Y lo que resulta totalmente anecdótico es que el "otro personaje", el que va después de Alejandro en orden alfabético, es Jaime Avilés, que todos los que en su momento siguieron el blog de Alejandro sabrán la importancia que tuvo en el aumento de lectores y en aquellos intensos días en los que hackearon el blog:

Crecimiento inesperado

Después de la tormenta

Así, que sí, César, si lo quiero tener en cuenta y agradecerle una vez más su actuación.

Aquí va ese texto de Alejandro en "Vieja ciudad de hierro":


Alejandro Aura, actor

Llegué a la ciudad de México al mismo tiempo que nacía. El año, 1944. El lugar, la colonia San Rafael.

Y aún ahora puedo hacer un recorrido en la memoria desde la salida del edificio Gabino Barreda, primer piso, hasta innumerables sitios que entonces me salían al paso. La redundancia no es casual. Al abrir la puerta el recibimiento al mundo diario estaba a cargo de una serie casi interminable de mosaicos rojos y cremas. El pasamanos gris. Y nueve-quince-nueve escalones para ganar la puerta principal.



En la entrada del edificio vi a diario dos buzones donde noté mi crecimiento: altos palomares de mensajes imposibles hasta una mirada guardada detrás de la llavecita del buzón.

A la derecha, la tienda de pinturas; el balcón siempre recordado de Evita; la casa del Pelón; el garaje de Barajas; la ardiente tortillería; el estanquillo de los panqués perfumados; y la tlapalería y ferretería El Barco.

Tres cuadras de frente y al cine Universal: 40 centavos en galería, 50 centavos en luneta.

A la vuelta, la panadería La Primavera, con las mejores bolillos de mi infancia.

De El Barco a la derecha, un alto zaguán metálico coronado por una prodigiosa bugambilia. Casas porfirianas, vecindades modernas de entonces. Y la esquina de Velázquez de León, donde estaba la cripta de la Guadalupita, y la iglesia apenas construyéndose. Ahí acudía a los oficios religiosos a la confesión que constataba mi inminente santidad y a la comunión que la celebraba.

Entre semana, en las tardes, a los ejercicios del coro: "Plam,plam, plam, alegra, titiritero, la noche con tu tambor... Plam,plam, plam, el sendero tiene las ramas en flor". O atronadores aleluyas, himnos marianos, latinajos profundos.

Pero saliendo de frente del zaguán de Gabino Barreda, había, en primer plano, un terreno baldío de enormes proporciones, a donde me cruzaba con algún palito a desenterrar alcatraces con la esperanza de que, transplantados a tina maceta, florecieran en la ventana.

Por el rumbo llegaba una vez al año la carpa del Atayde, con su olor a estiércol y lentejuelas. Nos colábamos a la carpa de los animales, a la de los humanos. Y nos ocurría encontrar moneditas bajo las gradas, o lápices, o suéteres. O nos ocurría ver, arriba de las corvas, el nudo liguero de las medias, o la telilla sutil de las calzas. Y entre piernas, enaguas y zapatos, los elefantes, los payasos, los acróbatas: el circo.

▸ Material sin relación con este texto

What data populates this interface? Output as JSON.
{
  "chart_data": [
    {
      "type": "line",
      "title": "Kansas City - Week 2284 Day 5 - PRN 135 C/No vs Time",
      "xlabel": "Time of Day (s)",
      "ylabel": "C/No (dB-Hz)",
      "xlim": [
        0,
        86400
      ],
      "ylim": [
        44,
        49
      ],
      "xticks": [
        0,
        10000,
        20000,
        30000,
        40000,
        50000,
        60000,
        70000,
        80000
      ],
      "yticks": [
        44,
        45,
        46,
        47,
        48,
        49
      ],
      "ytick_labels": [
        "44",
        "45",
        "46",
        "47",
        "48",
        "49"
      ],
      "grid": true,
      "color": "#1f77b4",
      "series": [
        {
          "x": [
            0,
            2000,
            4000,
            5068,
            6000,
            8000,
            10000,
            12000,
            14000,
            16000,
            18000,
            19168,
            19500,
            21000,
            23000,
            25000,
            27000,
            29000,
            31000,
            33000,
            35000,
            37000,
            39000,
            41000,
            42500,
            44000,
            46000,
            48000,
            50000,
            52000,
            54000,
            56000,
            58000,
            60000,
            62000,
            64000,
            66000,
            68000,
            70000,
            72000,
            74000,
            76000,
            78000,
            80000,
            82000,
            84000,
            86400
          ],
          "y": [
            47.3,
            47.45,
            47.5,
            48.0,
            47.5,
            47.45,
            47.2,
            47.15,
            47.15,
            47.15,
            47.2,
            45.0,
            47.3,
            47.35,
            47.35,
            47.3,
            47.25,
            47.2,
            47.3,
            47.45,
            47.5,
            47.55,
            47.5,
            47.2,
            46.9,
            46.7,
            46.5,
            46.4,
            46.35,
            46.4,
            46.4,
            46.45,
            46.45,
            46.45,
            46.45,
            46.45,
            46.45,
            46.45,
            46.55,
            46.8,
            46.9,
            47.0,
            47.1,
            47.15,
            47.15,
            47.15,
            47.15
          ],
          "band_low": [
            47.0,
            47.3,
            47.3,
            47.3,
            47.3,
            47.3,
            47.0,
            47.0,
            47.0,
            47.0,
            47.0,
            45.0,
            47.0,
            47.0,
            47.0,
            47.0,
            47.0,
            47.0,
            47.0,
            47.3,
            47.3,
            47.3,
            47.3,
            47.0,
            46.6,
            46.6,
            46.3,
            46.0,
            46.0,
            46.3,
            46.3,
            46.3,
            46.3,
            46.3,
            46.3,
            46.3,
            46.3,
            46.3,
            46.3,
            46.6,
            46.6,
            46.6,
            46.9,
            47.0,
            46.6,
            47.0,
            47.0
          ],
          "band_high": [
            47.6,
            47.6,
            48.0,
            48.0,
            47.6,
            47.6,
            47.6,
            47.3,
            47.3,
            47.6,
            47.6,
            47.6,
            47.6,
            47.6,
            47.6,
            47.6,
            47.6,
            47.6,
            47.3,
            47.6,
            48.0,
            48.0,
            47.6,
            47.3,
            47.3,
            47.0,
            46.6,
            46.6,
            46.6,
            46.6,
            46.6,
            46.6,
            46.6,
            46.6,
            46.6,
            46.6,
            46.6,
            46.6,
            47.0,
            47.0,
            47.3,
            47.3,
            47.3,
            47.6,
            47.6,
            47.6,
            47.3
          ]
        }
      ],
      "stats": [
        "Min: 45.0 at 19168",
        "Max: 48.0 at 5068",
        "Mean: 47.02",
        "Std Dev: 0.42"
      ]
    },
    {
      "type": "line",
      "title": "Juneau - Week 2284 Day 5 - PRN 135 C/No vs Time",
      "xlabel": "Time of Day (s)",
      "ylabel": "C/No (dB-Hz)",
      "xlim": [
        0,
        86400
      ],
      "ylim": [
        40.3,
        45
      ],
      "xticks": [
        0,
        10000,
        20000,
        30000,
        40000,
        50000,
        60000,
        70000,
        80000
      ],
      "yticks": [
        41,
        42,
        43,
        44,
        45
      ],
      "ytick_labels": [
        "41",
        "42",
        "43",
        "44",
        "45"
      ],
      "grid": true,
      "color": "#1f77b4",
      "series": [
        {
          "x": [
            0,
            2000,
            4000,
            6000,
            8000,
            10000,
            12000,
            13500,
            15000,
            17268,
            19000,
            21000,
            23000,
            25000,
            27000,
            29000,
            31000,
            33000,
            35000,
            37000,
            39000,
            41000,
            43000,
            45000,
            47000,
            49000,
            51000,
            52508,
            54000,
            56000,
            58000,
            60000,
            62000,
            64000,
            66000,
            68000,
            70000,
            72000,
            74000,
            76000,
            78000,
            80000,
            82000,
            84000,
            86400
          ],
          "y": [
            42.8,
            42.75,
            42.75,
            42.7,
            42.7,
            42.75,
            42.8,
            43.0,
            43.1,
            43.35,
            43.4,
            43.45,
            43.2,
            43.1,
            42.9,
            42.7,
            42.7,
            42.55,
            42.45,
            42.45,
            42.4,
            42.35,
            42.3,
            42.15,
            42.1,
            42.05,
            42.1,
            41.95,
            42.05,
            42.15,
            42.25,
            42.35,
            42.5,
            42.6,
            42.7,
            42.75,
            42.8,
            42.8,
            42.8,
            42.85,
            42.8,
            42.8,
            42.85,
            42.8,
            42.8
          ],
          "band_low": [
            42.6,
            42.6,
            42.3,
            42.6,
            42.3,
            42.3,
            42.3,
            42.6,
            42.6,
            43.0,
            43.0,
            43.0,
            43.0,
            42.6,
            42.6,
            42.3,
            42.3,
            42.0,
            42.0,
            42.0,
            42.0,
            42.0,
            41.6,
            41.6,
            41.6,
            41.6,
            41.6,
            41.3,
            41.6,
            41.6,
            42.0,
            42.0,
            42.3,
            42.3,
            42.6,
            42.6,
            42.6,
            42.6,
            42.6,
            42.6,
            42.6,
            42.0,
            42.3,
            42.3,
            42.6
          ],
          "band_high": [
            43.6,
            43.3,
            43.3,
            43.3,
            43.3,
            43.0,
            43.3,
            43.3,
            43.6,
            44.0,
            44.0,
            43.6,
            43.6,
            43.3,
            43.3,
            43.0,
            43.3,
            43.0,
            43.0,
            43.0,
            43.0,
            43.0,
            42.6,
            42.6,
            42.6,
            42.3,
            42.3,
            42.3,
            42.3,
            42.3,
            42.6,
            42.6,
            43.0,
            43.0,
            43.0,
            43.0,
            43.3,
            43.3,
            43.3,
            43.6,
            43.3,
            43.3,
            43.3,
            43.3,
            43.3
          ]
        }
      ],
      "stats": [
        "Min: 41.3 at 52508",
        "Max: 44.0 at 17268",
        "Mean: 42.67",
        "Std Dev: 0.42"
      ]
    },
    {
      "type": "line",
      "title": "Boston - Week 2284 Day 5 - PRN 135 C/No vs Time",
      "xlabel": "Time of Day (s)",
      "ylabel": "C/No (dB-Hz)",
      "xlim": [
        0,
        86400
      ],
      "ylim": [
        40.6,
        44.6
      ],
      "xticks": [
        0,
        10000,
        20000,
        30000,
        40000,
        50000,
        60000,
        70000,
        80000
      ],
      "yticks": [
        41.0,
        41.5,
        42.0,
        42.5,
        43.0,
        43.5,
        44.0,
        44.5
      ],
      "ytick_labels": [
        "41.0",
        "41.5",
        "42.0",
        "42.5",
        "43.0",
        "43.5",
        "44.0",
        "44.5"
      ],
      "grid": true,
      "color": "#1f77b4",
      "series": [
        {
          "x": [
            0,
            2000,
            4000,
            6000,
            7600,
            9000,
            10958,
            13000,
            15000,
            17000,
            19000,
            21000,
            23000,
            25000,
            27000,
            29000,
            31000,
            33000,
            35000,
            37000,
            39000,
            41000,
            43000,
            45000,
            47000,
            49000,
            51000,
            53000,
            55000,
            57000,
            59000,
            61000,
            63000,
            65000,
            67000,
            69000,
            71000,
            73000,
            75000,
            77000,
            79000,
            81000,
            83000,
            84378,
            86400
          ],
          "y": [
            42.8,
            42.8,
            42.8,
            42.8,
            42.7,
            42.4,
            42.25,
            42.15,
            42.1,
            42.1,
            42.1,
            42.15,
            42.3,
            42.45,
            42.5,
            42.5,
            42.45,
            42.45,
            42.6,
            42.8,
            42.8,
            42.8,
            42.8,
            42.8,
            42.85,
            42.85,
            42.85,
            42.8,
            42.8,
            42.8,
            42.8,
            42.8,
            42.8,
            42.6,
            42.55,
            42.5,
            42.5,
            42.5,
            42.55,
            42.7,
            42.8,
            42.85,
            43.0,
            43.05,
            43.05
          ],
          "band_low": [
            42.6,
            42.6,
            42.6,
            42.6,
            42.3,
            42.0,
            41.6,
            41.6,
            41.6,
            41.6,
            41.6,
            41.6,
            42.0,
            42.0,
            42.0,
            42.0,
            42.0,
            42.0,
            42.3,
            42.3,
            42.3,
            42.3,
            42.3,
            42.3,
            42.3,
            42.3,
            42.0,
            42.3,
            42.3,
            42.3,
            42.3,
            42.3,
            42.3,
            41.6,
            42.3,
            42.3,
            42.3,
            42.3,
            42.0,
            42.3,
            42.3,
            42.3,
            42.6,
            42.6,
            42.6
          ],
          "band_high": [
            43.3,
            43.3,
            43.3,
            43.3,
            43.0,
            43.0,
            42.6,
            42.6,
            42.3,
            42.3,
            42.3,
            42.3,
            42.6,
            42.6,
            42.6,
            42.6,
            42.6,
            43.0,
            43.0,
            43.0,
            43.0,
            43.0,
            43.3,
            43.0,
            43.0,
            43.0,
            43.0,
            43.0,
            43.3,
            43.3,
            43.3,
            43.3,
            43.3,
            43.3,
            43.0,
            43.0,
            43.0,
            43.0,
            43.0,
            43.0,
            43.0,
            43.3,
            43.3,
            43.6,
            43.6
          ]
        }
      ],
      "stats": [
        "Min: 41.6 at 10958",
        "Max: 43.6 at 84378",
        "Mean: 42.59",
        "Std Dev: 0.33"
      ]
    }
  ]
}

Si salíamos a la izquierda, la tienda de Don Pepe, que nos fiaba las galletas Marías, la leche Nestlé y los tinlarines.

Así desembocábamos en San Cosme, que era un río ancho y caudaloso, donde pasaban los taxis Chevrolet y Ford, pintados de gris, con salpicaderas azul marino. "-Cuánto al cine Monumental... - Sesenta... -Le doy cuarenta... -Ni usted, ni yo, que sea un tostón..." Y al cine Monumental donde había de vez en vez películas mexicanas de estreno. O a pie, a la derecha, la sombrerería Oh, Qué Bueno. Y el puesto de Don Federico en un zaguán, quien armado de un ojo minucioso, componía relojes. Luego la papelería La Golondrina, propiedad de las señoritas Jáuregui, que vivían en el segundo piso de mi edificio. Mismas que para no engordar, me regalaban diariamente, en una tacita, la nata de sus litros de leche.